Marvin sufficiently convinced me to join him to a mysterious birthday event written so intriguingly by Ulf, I couldn’t resist. It’s one of the few days I’ve ventured outside my comfort zone called my home. I haven’t left the house in 15 days except for two times and one of those times I met Michelle a blogger friend, I felt so awkward and distant it was painful. I then realized I wasn’t at all ready to face people and talk about my dad. Thankfully Marvin was with me and he kept the conversation for the two station that seemed to take forever to reach. So I went home and stayed home. Until tonight. Ulf had rented a boat to have his 50′th and his sons 10′th birthday party. There were a healthy mixture of people, an eclectic bunch that reflected Ulf and his lovely partner Melodie. My dad wanted to rent a boat next year for his 50′s birthday and make a big celebration, he never thought he would make it to 50
and he was right. That alone made me teary-eyed. The invitation said we’d be in for a treat but we didn’t know until we got there that the party was on a boat.
The fact that his son, Charlie, such beautiful name, has the luxury to celebrate his birthday with his father and the way Ulf put his hand on Charlies head mixing up his hair was the moment I began to venture my emotional roller coaster of the night. Next year I would be half my dads age. He would turn 50 and I would be 25. We would host the party of the century. But it will never come and I felt melancholy standing there in the crowd while listening to Ulf singing, celebrating his son. I felt unprivileged standing there because I will never have that special moment.

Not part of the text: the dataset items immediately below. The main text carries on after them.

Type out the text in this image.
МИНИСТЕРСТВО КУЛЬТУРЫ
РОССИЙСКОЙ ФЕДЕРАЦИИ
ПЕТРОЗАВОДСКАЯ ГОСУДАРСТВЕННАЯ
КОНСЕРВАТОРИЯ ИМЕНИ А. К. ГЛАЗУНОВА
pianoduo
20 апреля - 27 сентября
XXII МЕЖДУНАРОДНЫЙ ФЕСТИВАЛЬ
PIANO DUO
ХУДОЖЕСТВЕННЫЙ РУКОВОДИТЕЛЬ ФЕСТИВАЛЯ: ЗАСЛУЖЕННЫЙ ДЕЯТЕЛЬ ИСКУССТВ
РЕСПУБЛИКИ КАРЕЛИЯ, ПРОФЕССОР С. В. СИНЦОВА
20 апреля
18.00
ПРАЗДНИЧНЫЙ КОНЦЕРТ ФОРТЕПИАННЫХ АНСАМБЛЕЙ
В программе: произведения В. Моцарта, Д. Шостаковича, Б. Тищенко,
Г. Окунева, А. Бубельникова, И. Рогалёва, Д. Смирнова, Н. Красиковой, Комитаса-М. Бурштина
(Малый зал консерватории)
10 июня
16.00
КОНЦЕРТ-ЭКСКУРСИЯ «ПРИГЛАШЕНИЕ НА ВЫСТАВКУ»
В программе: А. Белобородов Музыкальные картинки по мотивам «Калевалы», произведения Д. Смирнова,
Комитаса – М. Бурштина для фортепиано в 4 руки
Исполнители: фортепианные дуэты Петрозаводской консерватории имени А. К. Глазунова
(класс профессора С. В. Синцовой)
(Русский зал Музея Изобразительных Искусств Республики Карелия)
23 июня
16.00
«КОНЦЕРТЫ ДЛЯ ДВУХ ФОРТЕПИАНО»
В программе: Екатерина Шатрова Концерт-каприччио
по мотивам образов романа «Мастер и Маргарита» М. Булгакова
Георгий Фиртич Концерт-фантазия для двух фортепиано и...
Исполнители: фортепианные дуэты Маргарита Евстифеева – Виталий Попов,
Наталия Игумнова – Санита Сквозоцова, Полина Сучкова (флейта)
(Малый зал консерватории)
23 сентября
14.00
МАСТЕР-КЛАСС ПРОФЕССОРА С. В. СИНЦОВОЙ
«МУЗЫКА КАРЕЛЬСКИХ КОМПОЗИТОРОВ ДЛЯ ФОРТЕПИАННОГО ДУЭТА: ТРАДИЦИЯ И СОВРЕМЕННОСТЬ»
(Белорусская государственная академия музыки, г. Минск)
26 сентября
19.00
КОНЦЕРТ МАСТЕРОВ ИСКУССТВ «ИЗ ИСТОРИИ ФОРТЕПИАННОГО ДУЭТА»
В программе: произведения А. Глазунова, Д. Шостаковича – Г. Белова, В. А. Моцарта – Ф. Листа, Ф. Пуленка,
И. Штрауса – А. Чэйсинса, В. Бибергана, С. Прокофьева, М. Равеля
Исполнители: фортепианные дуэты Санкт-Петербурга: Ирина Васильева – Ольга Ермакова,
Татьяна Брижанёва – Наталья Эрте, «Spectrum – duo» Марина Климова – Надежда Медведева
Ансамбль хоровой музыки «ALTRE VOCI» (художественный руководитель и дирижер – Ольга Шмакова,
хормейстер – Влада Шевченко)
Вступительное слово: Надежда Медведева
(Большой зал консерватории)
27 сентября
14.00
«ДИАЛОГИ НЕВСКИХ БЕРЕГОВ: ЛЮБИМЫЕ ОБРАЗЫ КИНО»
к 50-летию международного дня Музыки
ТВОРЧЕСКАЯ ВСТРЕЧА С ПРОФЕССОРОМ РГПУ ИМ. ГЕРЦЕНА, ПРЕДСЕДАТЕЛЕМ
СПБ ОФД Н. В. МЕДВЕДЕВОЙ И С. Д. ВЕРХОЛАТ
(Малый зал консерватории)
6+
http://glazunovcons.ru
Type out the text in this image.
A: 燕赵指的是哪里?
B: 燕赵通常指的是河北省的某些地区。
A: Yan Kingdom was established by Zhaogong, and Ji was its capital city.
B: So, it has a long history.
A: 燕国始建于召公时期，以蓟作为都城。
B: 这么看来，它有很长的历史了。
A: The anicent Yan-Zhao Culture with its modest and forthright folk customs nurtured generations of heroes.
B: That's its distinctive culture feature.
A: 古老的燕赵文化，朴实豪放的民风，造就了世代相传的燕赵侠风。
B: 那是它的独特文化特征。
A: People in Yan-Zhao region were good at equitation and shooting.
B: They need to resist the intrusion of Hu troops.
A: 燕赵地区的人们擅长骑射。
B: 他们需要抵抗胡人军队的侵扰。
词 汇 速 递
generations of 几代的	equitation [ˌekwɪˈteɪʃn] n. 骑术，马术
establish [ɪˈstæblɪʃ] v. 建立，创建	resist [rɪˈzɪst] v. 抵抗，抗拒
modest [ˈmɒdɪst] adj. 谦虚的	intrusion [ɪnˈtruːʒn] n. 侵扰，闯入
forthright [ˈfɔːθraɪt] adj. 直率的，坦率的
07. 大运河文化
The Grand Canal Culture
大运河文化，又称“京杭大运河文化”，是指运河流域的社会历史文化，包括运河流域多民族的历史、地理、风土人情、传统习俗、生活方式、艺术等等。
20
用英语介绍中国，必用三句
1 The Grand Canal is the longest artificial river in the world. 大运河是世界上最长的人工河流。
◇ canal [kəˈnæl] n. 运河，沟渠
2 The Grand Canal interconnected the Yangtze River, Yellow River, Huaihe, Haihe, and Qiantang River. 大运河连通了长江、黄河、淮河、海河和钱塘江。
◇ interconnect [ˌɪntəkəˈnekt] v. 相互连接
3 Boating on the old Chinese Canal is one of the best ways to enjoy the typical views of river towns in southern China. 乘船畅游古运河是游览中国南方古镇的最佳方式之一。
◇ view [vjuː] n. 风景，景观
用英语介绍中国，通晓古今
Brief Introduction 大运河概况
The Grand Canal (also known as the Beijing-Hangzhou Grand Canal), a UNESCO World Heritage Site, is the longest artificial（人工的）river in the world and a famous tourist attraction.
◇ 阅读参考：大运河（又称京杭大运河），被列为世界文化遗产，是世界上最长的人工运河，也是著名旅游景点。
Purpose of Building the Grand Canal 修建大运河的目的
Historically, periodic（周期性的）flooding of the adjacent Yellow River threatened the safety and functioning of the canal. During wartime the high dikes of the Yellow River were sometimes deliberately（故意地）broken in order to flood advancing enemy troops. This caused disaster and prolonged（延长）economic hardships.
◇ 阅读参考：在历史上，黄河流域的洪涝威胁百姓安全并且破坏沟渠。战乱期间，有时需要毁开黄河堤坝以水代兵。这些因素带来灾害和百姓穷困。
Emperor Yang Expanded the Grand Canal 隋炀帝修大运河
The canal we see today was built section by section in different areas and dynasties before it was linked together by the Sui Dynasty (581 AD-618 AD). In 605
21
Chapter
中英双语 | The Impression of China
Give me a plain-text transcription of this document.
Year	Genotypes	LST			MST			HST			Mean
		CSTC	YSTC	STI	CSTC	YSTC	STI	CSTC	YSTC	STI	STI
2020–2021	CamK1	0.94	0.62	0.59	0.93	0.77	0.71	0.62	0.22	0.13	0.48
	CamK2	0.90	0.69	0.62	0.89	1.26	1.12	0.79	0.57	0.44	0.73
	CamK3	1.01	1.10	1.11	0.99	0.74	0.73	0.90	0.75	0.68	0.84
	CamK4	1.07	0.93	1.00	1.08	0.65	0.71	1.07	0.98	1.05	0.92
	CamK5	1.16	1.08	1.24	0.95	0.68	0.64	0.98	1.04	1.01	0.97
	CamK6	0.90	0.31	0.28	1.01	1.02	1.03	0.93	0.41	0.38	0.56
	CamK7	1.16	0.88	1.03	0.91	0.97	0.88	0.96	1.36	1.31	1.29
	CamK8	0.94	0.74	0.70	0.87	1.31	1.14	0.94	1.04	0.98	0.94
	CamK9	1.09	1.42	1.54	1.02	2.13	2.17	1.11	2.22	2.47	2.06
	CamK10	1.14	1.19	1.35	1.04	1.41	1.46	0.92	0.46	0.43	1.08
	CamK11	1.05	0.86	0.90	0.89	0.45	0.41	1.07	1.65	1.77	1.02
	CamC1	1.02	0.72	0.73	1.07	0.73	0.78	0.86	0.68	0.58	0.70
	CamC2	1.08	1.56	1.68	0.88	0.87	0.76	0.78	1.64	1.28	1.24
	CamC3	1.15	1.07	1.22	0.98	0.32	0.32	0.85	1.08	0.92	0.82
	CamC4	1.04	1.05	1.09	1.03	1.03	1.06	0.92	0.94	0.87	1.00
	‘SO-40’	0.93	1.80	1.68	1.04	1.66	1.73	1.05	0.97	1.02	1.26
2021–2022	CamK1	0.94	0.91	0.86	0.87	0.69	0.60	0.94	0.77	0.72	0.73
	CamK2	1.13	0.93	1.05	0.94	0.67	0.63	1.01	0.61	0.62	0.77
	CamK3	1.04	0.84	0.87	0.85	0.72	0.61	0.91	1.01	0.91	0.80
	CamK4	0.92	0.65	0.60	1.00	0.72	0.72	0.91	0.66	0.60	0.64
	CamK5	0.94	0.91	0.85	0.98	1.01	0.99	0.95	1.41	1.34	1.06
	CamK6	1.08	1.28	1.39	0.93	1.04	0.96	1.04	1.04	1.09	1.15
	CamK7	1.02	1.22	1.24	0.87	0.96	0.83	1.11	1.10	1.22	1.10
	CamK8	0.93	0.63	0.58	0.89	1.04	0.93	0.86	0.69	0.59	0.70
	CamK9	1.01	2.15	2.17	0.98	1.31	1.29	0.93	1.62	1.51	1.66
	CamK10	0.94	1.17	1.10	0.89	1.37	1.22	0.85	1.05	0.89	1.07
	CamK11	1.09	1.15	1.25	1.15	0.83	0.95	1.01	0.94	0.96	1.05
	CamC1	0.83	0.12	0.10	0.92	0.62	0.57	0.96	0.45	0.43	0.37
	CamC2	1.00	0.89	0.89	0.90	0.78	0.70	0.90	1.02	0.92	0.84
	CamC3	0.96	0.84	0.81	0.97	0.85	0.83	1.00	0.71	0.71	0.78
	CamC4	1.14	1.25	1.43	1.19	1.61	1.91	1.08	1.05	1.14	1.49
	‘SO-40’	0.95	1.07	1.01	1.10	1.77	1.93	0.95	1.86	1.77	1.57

I write to process what has happened, I don’t need judgement of my topics nor criticism of my spelling, my grammar or my punctuation. It is not an english essay, it is a way for me to not having to keep everything inside and document and connect with people who have been through the same or similar situations. Because god knows I don’t know how to handle this and I need guidance which is hard for me to admit. Never did I think, even for a second that my first death, my first morgue experience would be my dad. Someone so close to me, he’d became a part of me. He made me who I am and helped shaping the person I want to be but couldn’t, because of anger.
He was my hero. HE IS MY HERO. Nothing is going to change that, no matter what state.